On Friday March 14, Michigan law changed so that it is now legal for patrons to bring their own bottle of wine into an establishment—but not everyone is in love with the new law.
“When I first read the provisions of the law, I thought that it was a great way to promote Michigan wineries, but now I’m really not so sure,” said Lori Hodgson, owner of Murray’s Bar and Grill of East Jordan. “I haven’t made my decision as to whether or not we’ll allow wine.”
She added, “It’s a little early and we have to work out something.”
According to House Bill 5046—which was recently signed into law by Michigan Gov. Rick Snyder—it is now legal for a consumer to bring on the licensee’s premises a bottle of wine that is produced by a wine maker, a small wine maker, or an out-of-state entity, that is the substantial equivalent of a wine maker or small wine maker in its original sealed container by a consumer who is not prohibited under this act from possessing wine.
“This is just another stupid piece of legislation that the government made because it doesn’t have its priorities straight,” said Valerie Glasgow, owner of Water Street Café in Boyne City. “We have schools that are closing because they are out of money and they are worried about how to control wine sales.”
She added, “I think that this is going to hurt a lot of businesses. I just paid almost $25,000 for a resort license.”
Glasgow said she feels the new law will not help support Michigan wines.
“As of this time I just have too many questions to make a decision as to whether or not we’ll allow outside wines in,” she said.
The law does give restaurants the option to refuse to allow outside wines. And, it gives businesses the right to charge a corkage fee, which includes a charge for using the restaurant’s glassware and servers serving the wine.
“For us, we don’t offer Californian or New World wine. This law gives people who have their favorite wine or special bottle an opportunity to use it,” said Nate Jason, Manager of Boyne City’s Café Sante. “Prior to Friday, it was illegal for people to bring in outside wine. I think that it could increase wine sales. I have a gentleman who is a Bordeaux collector—he was very happy that he’ll be bringing in his own wine.”
Jason added, “I look it at as another opportunity to serve our guests. Obviously you can’t carry everything to serve everyone. This gives us the opportunity to serve great food and a great bottle of wine.”
Justin Gibbert of Red Mesa Grill also supports the new law.
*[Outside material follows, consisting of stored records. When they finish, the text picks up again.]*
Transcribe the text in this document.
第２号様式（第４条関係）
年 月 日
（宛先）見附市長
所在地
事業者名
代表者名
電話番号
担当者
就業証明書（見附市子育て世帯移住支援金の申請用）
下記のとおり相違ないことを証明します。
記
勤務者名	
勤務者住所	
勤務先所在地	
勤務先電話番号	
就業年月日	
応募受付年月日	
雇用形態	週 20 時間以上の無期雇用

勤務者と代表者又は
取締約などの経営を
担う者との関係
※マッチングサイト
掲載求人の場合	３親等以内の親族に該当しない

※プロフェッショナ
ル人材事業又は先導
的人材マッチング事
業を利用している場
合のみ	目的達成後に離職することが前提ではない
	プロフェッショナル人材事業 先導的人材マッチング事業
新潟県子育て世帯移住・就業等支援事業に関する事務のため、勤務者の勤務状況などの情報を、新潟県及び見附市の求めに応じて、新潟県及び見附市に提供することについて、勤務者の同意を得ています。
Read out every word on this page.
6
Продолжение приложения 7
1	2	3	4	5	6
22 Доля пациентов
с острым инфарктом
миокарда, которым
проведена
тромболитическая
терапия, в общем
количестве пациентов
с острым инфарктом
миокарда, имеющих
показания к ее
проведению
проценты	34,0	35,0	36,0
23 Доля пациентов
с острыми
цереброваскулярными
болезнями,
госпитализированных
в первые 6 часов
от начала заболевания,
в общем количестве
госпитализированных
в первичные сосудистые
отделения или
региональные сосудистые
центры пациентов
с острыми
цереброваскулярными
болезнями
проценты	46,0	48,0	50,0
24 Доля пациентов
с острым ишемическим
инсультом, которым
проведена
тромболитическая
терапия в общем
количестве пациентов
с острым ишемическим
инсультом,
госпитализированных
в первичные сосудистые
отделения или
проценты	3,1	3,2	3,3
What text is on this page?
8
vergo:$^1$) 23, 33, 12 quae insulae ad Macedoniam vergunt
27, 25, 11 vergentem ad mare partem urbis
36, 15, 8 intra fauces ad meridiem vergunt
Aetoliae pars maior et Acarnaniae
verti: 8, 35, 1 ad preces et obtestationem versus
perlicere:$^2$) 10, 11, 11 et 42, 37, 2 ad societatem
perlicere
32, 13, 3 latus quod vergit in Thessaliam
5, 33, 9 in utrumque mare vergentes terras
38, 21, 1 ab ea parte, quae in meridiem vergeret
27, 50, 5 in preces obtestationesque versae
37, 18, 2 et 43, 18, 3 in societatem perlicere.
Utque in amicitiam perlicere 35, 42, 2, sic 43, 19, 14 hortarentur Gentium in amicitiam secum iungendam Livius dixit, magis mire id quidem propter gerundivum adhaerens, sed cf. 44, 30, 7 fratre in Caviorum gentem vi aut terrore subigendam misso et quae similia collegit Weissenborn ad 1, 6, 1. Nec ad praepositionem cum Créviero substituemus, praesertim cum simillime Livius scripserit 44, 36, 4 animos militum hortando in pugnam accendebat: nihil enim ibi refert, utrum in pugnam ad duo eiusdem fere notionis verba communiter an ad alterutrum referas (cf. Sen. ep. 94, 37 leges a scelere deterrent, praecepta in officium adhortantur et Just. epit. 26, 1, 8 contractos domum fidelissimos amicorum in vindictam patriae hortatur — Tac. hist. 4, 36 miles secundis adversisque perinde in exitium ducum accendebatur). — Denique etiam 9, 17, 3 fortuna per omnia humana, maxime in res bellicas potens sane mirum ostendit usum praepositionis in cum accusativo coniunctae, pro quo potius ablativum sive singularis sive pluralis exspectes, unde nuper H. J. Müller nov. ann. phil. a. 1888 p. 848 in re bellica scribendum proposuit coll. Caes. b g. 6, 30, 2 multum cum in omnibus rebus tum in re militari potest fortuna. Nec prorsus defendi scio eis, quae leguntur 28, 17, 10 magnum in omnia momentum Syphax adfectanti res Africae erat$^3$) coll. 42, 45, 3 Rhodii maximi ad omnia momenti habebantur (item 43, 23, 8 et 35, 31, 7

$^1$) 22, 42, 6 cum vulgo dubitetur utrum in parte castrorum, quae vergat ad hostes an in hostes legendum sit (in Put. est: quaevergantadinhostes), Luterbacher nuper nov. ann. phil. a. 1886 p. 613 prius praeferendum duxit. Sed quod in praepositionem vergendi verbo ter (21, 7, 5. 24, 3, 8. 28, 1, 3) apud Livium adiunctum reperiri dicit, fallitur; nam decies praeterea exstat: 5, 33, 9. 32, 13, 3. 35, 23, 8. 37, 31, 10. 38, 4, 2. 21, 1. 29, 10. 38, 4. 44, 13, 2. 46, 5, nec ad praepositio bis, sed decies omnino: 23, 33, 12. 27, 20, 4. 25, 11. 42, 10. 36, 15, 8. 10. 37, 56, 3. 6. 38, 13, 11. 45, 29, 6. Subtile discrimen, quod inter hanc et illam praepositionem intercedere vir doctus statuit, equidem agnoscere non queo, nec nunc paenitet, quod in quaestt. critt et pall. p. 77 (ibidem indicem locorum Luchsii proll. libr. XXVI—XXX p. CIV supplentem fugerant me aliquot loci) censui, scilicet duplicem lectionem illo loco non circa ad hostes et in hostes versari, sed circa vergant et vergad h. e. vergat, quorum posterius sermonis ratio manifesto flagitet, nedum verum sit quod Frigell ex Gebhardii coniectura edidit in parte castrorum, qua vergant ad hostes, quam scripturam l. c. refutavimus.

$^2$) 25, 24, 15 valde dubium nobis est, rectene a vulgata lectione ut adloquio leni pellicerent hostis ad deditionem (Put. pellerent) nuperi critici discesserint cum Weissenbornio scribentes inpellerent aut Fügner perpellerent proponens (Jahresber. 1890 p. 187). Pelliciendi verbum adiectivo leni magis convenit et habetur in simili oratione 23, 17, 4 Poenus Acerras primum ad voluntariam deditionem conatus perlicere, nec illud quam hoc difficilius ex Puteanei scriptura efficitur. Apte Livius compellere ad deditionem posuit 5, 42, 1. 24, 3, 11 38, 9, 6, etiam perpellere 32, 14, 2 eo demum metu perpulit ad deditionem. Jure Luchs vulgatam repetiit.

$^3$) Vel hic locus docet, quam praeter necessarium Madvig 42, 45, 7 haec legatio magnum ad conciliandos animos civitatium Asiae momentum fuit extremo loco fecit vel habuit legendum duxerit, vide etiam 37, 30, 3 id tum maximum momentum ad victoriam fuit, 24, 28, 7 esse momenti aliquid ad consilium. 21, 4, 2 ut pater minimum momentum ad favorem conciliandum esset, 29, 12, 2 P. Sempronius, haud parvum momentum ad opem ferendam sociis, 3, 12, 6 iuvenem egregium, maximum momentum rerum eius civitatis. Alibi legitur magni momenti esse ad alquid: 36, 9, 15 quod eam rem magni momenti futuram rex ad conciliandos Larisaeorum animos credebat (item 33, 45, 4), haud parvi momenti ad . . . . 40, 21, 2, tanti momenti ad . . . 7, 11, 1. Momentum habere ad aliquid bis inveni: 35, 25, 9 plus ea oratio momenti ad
“I don’t know if it will affect us a whole lot. We are not a huge wine destination,” he said. “We’re up for it. If someone wants to bring in a bottle of wine, we’ll do it.”
Gibbert added, “But, we will be charging a corking fee.”
According to the Detroit Free Press, the typical mark-up on a bottle of wine is two to three times its wholesale price. And, some restaurants have begun charging a $20 fee to bring your own wine, and limiting the number of bottles you may bring into their restaurant.